DS Bean looks up from reading through some paperwork as I enter the living room.

‘Lucie! You look pale, love. Come and sit down.’

I remain standing.

‘Earlier, you told me I can ask you anything.’ I move in front of her and watch the well-rehearsed sympathetic smile slide from her face.

‘And I meant it. Of course you can.’

‘Then tell me the real reason the detectives asked Blake to go down to the station,’ I say, trying to keep the desperation out of my voice. ‘Why would they do that, unless they think he’s got something to hide?’

Fiona sighs and sits further back in her seat, as if she’s subconsciously trying to increase the distance between us.

‘It’s not that they think he’s hiding anything, it’s just that…’ She hesitates. ‘It’s just that when we walk into these situations – where a family is in peril – we have to be sure to give people the space to be brutally honest with us about their circumstances.’

I let that sink in for a moment.

‘So why ask Blake to go with them and not me?’

Fiona’s right foot begins to tap on the floor.

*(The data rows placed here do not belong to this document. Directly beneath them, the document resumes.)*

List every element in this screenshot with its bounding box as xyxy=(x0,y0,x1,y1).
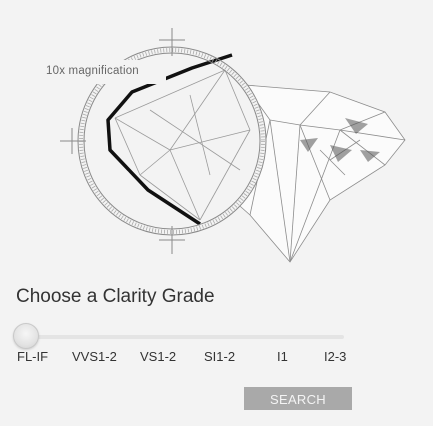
clarity-slider-handle[interactable] xyxy=(13,323,39,349)
search-button[interactable]: SEARCH xyxy=(244,387,352,410)
grade-label-i2-3[interactable]: I2-3 xyxy=(324,349,346,364)
grade-label-i1[interactable]: I1 xyxy=(277,349,288,364)
magnification-label: 10x magnification xyxy=(46,65,139,77)
grade-label-fl-if[interactable]: FL-IF xyxy=(17,349,48,364)
grade-label-vvs1-2[interactable]: VVS1-2 xyxy=(72,349,117,364)
grade-label-si1-2[interactable]: SI1-2 xyxy=(204,349,235,364)
diamond-illustration: 10x magnification xyxy=(0,0,433,270)
clarity-heading: Choose a Clarity Grade xyxy=(16,286,215,307)
diamond-magnifier-graphic xyxy=(42,28,406,263)
clarity-grade-labels: FL-IF VVS1-2 VS1-2 SI1-2 I1 I2-3 xyxy=(0,349,433,367)
clarity-slider-track[interactable] xyxy=(24,335,344,339)
grade-label-vs1-2[interactable]: VS1-2 xyxy=(140,349,176,364)
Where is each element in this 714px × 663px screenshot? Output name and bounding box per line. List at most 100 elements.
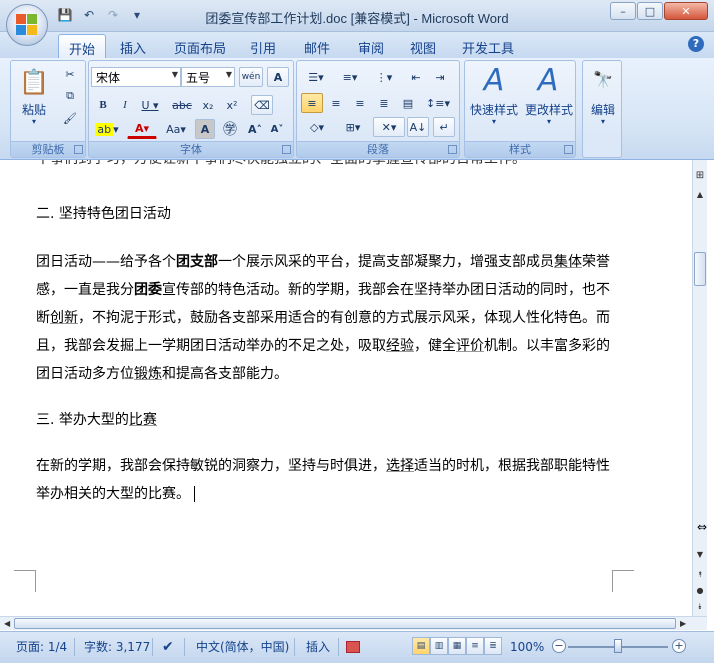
document-area[interactable]: 干事们到学习，方便让新干事们尽快能独立的、全面的掌握宣传部的日常工作。 二. 坚… <box>0 160 692 616</box>
highlight-color-button[interactable]: ab ▾ <box>91 119 123 139</box>
subscript-button[interactable]: x₂ <box>197 95 219 115</box>
justify-button[interactable]: ≣ <box>373 93 395 113</box>
close-button[interactable]: ✕ <box>664 2 708 20</box>
font-size-dropdown-icon[interactable]: ▼ <box>226 70 232 79</box>
italic-button[interactable]: I <box>115 95 135 115</box>
cut-icon[interactable]: ✂ <box>61 65 79 83</box>
character-shading-button[interactable]: A <box>195 119 215 139</box>
superscript-button[interactable]: x² <box>221 95 243 115</box>
page-indicator[interactable]: 页面: 1/4 <box>16 638 67 656</box>
change-styles-label[interactable]: 更改样式 <box>521 101 577 118</box>
horizontal-scrollbar[interactable]: ◀ ▶ <box>0 616 707 630</box>
zoom-level[interactable]: 100% <box>510 638 544 656</box>
align-right-button[interactable]: ≡ <box>349 93 371 113</box>
font-launcher-icon[interactable] <box>282 145 291 154</box>
paste-icon[interactable]: 📋 <box>17 65 51 99</box>
quick-styles-icon[interactable]: A <box>477 63 511 98</box>
align-center-button[interactable]: ≡ <box>325 93 347 113</box>
line-spacing-button[interactable]: ↕≡▾ <box>423 93 453 113</box>
decrease-indent-button[interactable]: ⇤ <box>405 67 427 87</box>
scroll-left-icon[interactable]: ◀ <box>4 617 10 631</box>
tab-insert[interactable]: 插入 <box>110 34 156 58</box>
clipboard-launcher-icon[interactable] <box>74 145 83 154</box>
outline-view-icon[interactable]: ≡ <box>466 637 484 655</box>
paste-dropdown-icon[interactable]: ▾ <box>17 117 51 126</box>
horizontal-scroll-thumb[interactable] <box>14 618 676 629</box>
show-marks-button[interactable]: ↵ <box>433 117 455 137</box>
tab-view[interactable]: 视图 <box>400 34 446 58</box>
zoom-slider-thumb[interactable] <box>614 639 622 653</box>
quick-styles-label[interactable]: 快速样式 <box>467 101 521 118</box>
bold-button[interactable]: B <box>93 95 113 115</box>
full-screen-reading-icon[interactable]: ▥ <box>430 637 448 655</box>
window-controls: – □ ✕ <box>610 2 708 20</box>
font-size-combo[interactable]: 五号 ▼ <box>181 67 235 87</box>
scroll-up-icon[interactable]: ▲ <box>693 188 707 202</box>
zoom-in-icon[interactable]: + <box>672 639 686 653</box>
underline-button[interactable]: U ▾ <box>137 95 163 115</box>
distributed-button[interactable]: ▤ <box>397 93 419 113</box>
insert-mode[interactable]: 插入 <box>306 638 330 656</box>
grow-font-button[interactable]: A˄ <box>245 119 265 139</box>
scroll-right-icon[interactable]: ▶ <box>680 617 686 631</box>
quick-styles-dropdown-icon[interactable]: ▾ <box>467 117 521 126</box>
text-cursor <box>194 486 195 502</box>
macro-record-icon[interactable] <box>346 641 360 653</box>
zoom-out-icon[interactable]: − <box>552 639 566 653</box>
change-styles-icon[interactable]: A <box>531 63 565 98</box>
tab-home[interactable]: 开始 <box>58 34 107 58</box>
paragraph-launcher-icon[interactable] <box>448 145 457 154</box>
sort-button[interactable]: A↓ <box>407 117 429 137</box>
word-count[interactable]: 字数: 3,177 <box>84 638 150 656</box>
vertical-scroll-thumb[interactable] <box>694 252 706 286</box>
clear-formatting-icon[interactable]: ⌫ <box>251 95 273 115</box>
select-browse-object-icon[interactable]: ● <box>693 584 707 598</box>
copy-icon[interactable]: ⧉ <box>61 87 79 105</box>
binoculars-icon[interactable]: 🔭 <box>589 65 617 93</box>
multilevel-list-button[interactable]: ⋮▾ <box>369 67 399 87</box>
character-border-button[interactable]: A <box>267 67 289 87</box>
web-layout-icon[interactable]: ▦ <box>448 637 466 655</box>
bullets-button[interactable]: ☰▾ <box>301 67 331 87</box>
scroll-down-icon[interactable]: ▼ <box>693 548 707 562</box>
paragraph-2: 在新的学期，我部会保持敏锐的洞察力，坚持与时俱进，选择适当的时机，根据我部职能特… <box>36 458 610 502</box>
shrink-font-button[interactable]: A˅ <box>267 119 287 139</box>
font-name-dropdown-icon[interactable]: ▼ <box>172 70 178 79</box>
font-name-combo[interactable]: 宋体 ▼ <box>91 67 181 87</box>
ruler-toggle-icon[interactable]: ⊞ <box>693 170 707 184</box>
minimize-button[interactable]: – <box>610 2 636 20</box>
numbering-button[interactable]: ≡▾ <box>335 67 365 87</box>
proofing-icon[interactable]: ✔ <box>162 638 174 656</box>
previous-page-icon[interactable]: ⯭ <box>693 568 707 582</box>
tab-mailings[interactable]: 邮件 <box>294 34 340 58</box>
editing-label[interactable]: 编辑 <box>583 101 623 118</box>
change-styles-dropdown-icon[interactable]: ▾ <box>521 117 577 126</box>
next-page-icon[interactable]: ⯯ <box>693 600 707 614</box>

‘Well, again it’s all to do with circumstances. Obviously our priority is to determine the relevant events around Grace not returning home when she was expected. You’ve told us you were here, in the house, all the time and we’ve got no reason to disbelieve you. Blake on the other hand has stated he was out and about, and we just need to be crystal clear on everyone’s exact movements.’

Of course; it was when they asked exactly where he went and who he saw while I slept that he became jumpy and offered to go to the station. They think he might be having an affair and wouldn’t want to say in front of me. I can’t deny that that thought had crossed my mind too, until I found all that cash. And yet even now, I feel guilty, both for snooping and for thinking the worst of my husband.

What if there’s a perfectly reasonable explanation for the cash, like… I don’t know… he’s looking after it for a community group or something?

Over fifty grand?

That amount of money is a serious sum, too dangerous and risky to be stuffed in a drawer. Why not put it in the bank, like a normal person?

Maybe Blake planned to speak to me in private about it, explain what it’s doing there. If the police find out, they might suspect he’s embezzling funds or something.

And then I remember again that he volunteered to go with the police.

Why would he do that if he’s got nothing to hide from me?

‘Looks like you have a visitor,’ Fiona says distractedly, looking out of the window.

I spring up from the sofa and peer at the black cab that’s parked at the end of the driveway. The door opens and a man gets out and the press swarm around him. When he turns around, his face a mask of alarm, I rush to the door.

‘It’s my dad, he’s got Oscar with him.’ I begin to push my feet into the old trainers I keep in the hall.

Fiona appears at my side and lays a hand on my arm. ‘Let me go, Lucie.’